03 Mai 2017
Só há pouco tempo a Igreja pós-Bento começou a lidar com a recém-criada instituição do “Bispo Emérito de Roma”. O “complexo de Bento” tende a colocar o Papa Francisco contra o seu antecessor numa rivalidade, se não mesmo uma relação hostil, que termina num jogo de soma zero.
O comentário é de Massimo Faggioli, historiador italiano e professor da Villanova University, nos Estados Unidos, em artigo publicado por La Croix, 02-05-2017. A tradução é de Isaque Gomes Correa.
Um livro recentemente lançado – “The Benedict Option” – insta os cristãos de hoje a estrategicamente retirarem-se da cultura moderna. O blogueiro e autor neotradicionalista Rod Dreher cita São Bento de Núrcia como a inspiração para esta proposta.
Não está claro qual o impacto este livro terá sobre os fiéis em particular, mas não há dúvida de que o catolicismo vem desenvolvendo atualmente um peculiar “complexo de Bento”.

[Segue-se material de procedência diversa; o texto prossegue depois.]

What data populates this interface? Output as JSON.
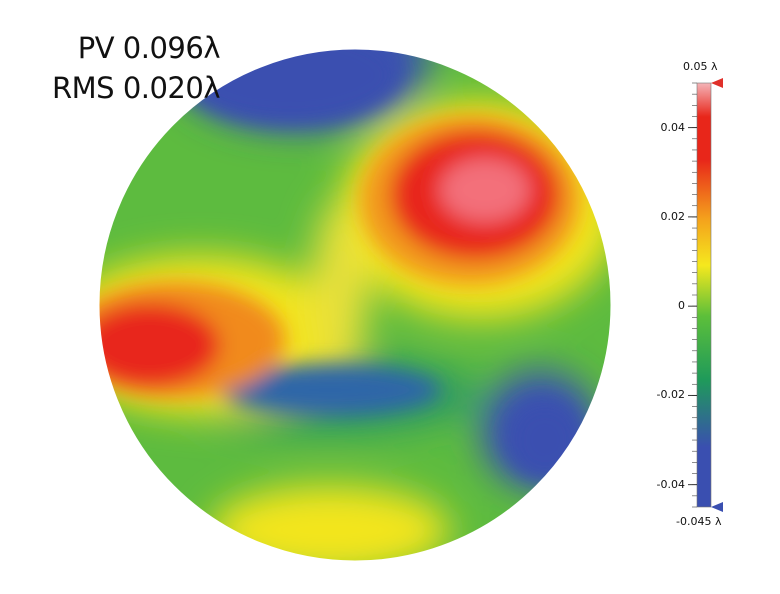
{
  "stats": {
    "pv": "PV 0.096λ",
    "rms": "RMS 0.020λ"
  },
  "colorbar": {
    "max_label": "0.05 λ",
    "min_label": "-0.045 λ",
    "max": 0.05,
    "min": -0.045,
    "ticks": [
      {
        "value": 0.04,
        "label": "0.04"
      },
      {
        "value": 0.02,
        "label": "0.02"
      },
      {
        "value": 0,
        "label": "0"
      },
      {
        "value": -0.02,
        "label": "-0.02"
      },
      {
        "value": -0.04,
        "label": "-0.04"
      }
    ],
    "colors": [
      "#3a4fb0",
      "#2aa848",
      "#f5e81e",
      "#ee2a1a",
      "#f4a0a8"
    ]
  },
  "wavefront_map": {
    "unit": "λ",
    "features": [
      {
        "kind": "peak",
        "value": 0.05
      },
      {
        "kind": "peak",
        "value": 0.045
      },
      {
        "kind": "valley",
        "value": -0.045
      },
      {
        "kind": "valley",
        "value": -0.04
      },
      {
        "kind": "valley",
        "value": -0.035
      }
    ]
  }
}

No entanto, o Bento, nesse caso, é Bento XVI – o Bispo Emérito de Roma que abdicou do ofício papal em 28-02-2013, e foi sucedido em 13-03-03 por Jorge Mario Bergoglio, aquele que hoje conhecemos como Papa Francisco.
Este “complexo de Bento” possui dois aspectos distintos.
Por um lado, há um “complexo jornalístico-industrial”, parecido com o “complexo industrial-militar” que o presidente americano Dwight D. Eisenhower decretou em seu famoso discurso de despedida em janeiro de 1961.
Hoje, o papado é uma máquina bastante complexa. Comparado a poucas décadas atrás, há um negócio de merchandising e um aparato jornalístico muito maiores que circundam o papa e o Vaticano.
Manusear e entregar as palavras e a imagem do papa é um empreendimento complexo e potencialmente lucrativo. Nesse sentido, uma série televisiva como “The Young Pope”, onde o ficcional Pio XIII (Jude Law) procura se retirar do espaço público, vem capturando um certo fascínio com a mecânica do papado moderno.
Na verdade, o complexo jornalístico-industrial que circunda Bento XVI não cessou quando ele se aposentou. Em vez disso, há os que continuaram a fazer referência constante a ele, o papa favorito de muitos, se como pouco tivesse mudado após a renúncia.
Joseph Ratzinger e seus seguidores não necessariamente devem ser culpados por isso. Provavelmente uma situação assim aconteceria com qualquer papa que viesse a renunciar. E é provável que o mesmo ocorrerá no futuro, caso um outro pontífice se retire e aposente-se dentro dos muros vaticanos.
Ainda que alguns da comitiva de Bento XVI venham usando o “papa emérito” para fazer avançar as suas próprias agendas (e aqui temos um problema grave), o “complexo teológico-industrial” não é, primordialmente, um produto da teologia de Ratzinger ou dos seus seguidores (os ratzinguerianos).
Na realidade, trata-se mais de como o papado funciona por meio das mídias sociais hoje. Tem a ver também com as consequências não esperadas da coexistência de um papa e um antecessor aposentado que escolheu permanecer no Vaticano.
A transição extraordinária de Bento para Francisco – que ainda está em curso e longe de acabar – é a primeira transição do poder papal a acontecer na era das mídias sociais. Estes são os próprios meios de comunicação que mudaram os hábitos diários de muitos fiéis exatamente durante o pontificado de Bento (2005-2013).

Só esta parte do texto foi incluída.